全国・国際エスコーラ・ジ・サンバ会議、サンパウロで開催される
2026年 06月 11日
全国エスコーラ・ジ・サンバ連盟(Fenasamba)は、サンパウロで6月4日~7日に開催された全国・国際エスコーラ・ジ・サンバ会議(Conasamba 2026)の閉幕にあたり、全国のサンバ団体の価値向上に向けた文化政策の必要性を訴えるとともに、カーニバルに関わる労働者の育成や、大都市以外の地域における観光振興の重要性を強調した。
Conasamba 2026 では、特に観光面での訴求力が大きくない地方都市のストリート・カーニバルに関わる団体を対象とした、恒久的な公的支援政策の創設を求めるキャンペーンが立ち上げられた。
会議の終了時に公表された「サンパウロ宣言」では、リオデジャネイロやサンパウロのスペシャルグループにとどまらず、地域の団体やコミュニティ主導のパレードにも目を向けるべきだと提言している。
「何千ものエスコーラ・ジ・サンバが、世代を超えて受け継がれる伝統の火を絶やすことなく、アーティストを育て、記憶を守り、アイデンティティを強めている」と、宣言は強調した。
同会議では、ストリート・カーニバル、起業、持続可能性、そして祭りや団体の運営における女性の役割などが議論されたほか、専門職としての課題や技術的な問題も取り上げられた。これらの議論は文書に反映され、サンバが記憶の継承に果たす役割や、資金源拡大の必要性も指摘された。
資金確保の必要性は、文書に盛り込まれた具体的提案の一つであり、「カーニバルに携わる専門家の育成を保証し、資金調達の仕組みへのアクセスを拡大し、経験交流を促進し、全国のエスコーラ・ジ・サンバの基盤を強化する恒久的な国家政策」を求めている。

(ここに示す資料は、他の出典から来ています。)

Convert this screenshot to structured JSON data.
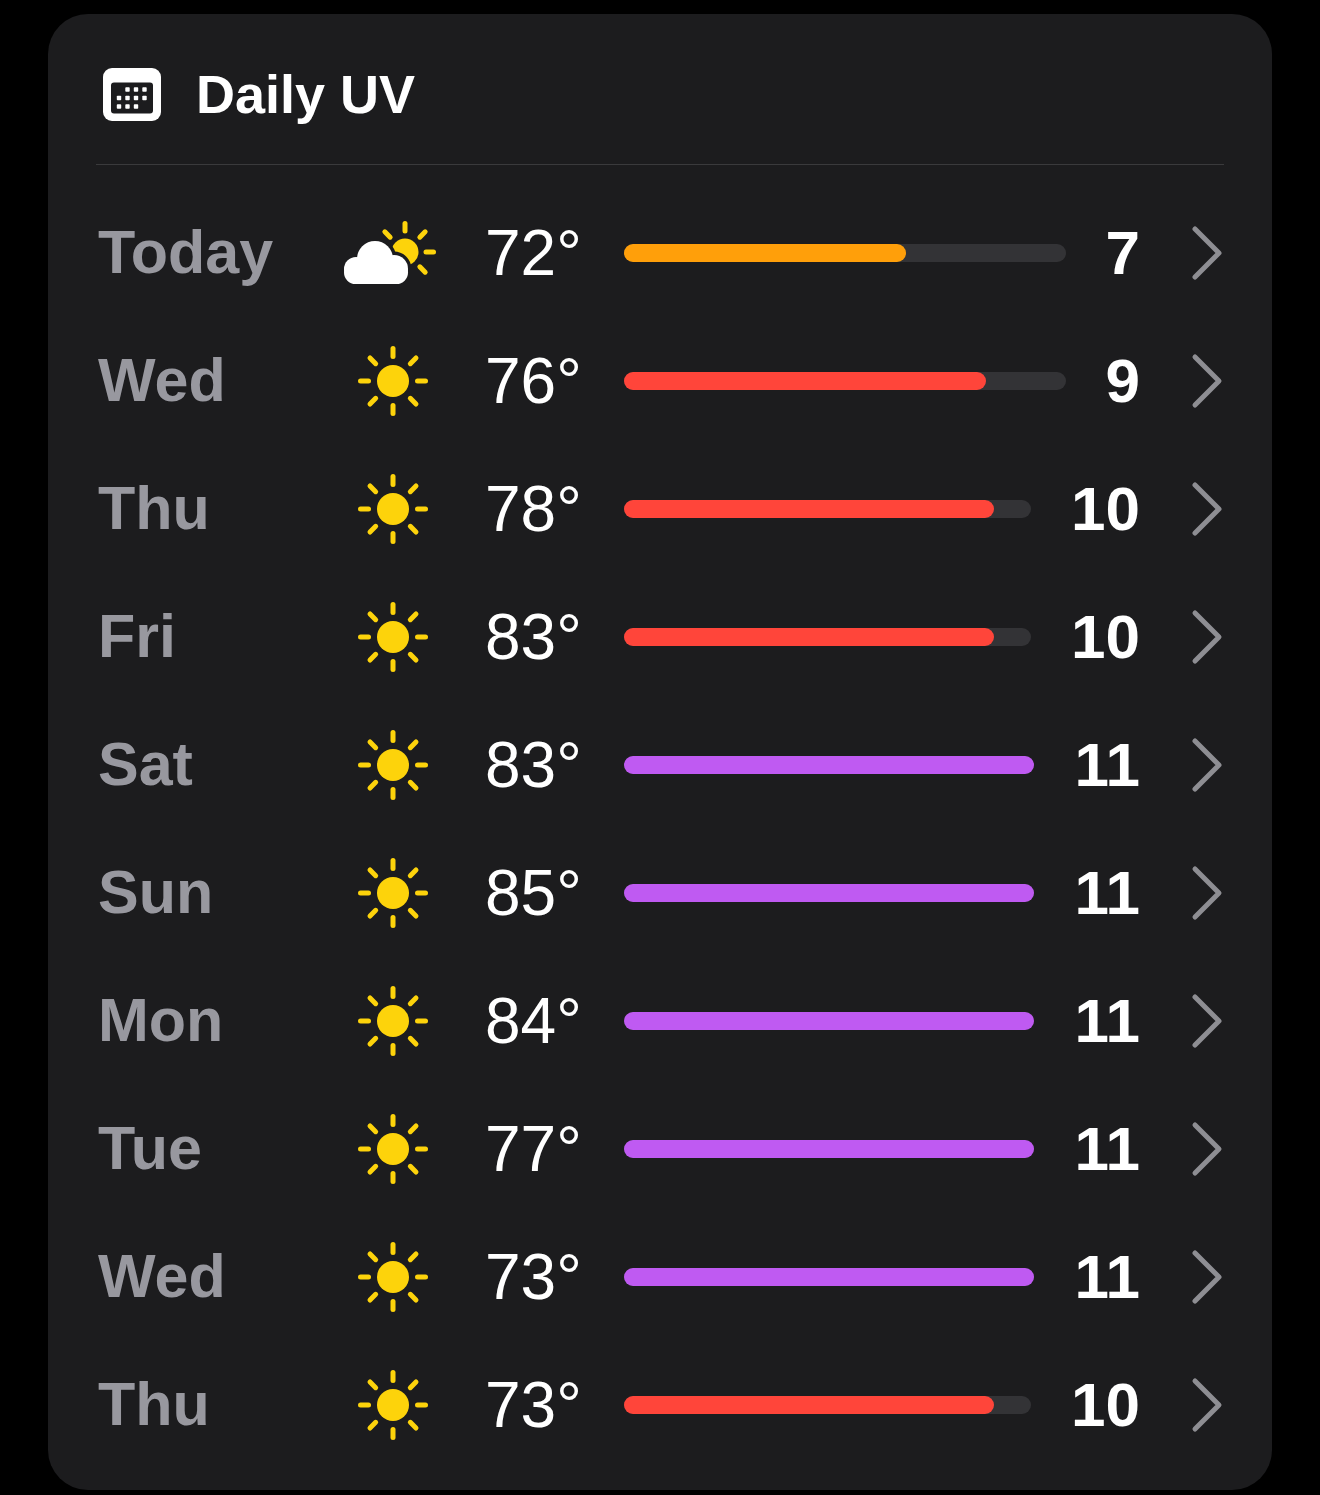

会議に参加した各団体の代表者らは、民間支援や知名度に恵まれない団体を支えるため、公的資金を公正かつ比例的に配分する仕組みが不可欠だと強調した。こうした措置により、財政計画が可能となり、場当たり的な判断や、直前の資金に依存する状況を避けられると指摘している。
「こうした連携を促進することは、エスコーラ・ジ・サンバのカーニバルを、サンバ、団体、そしてカーニバルという全国的な文化表現の中で、国家的アイデンティティとして世界に発信することにつながる」と宣言は述べている。
また文化省に対し、連邦資金を恒常的に確保し、技術的・文化的・社会的基準を尊重したうえで各州に公平に配分する「国家カーニバル振興政策」の早急な創設と制度化を求めた。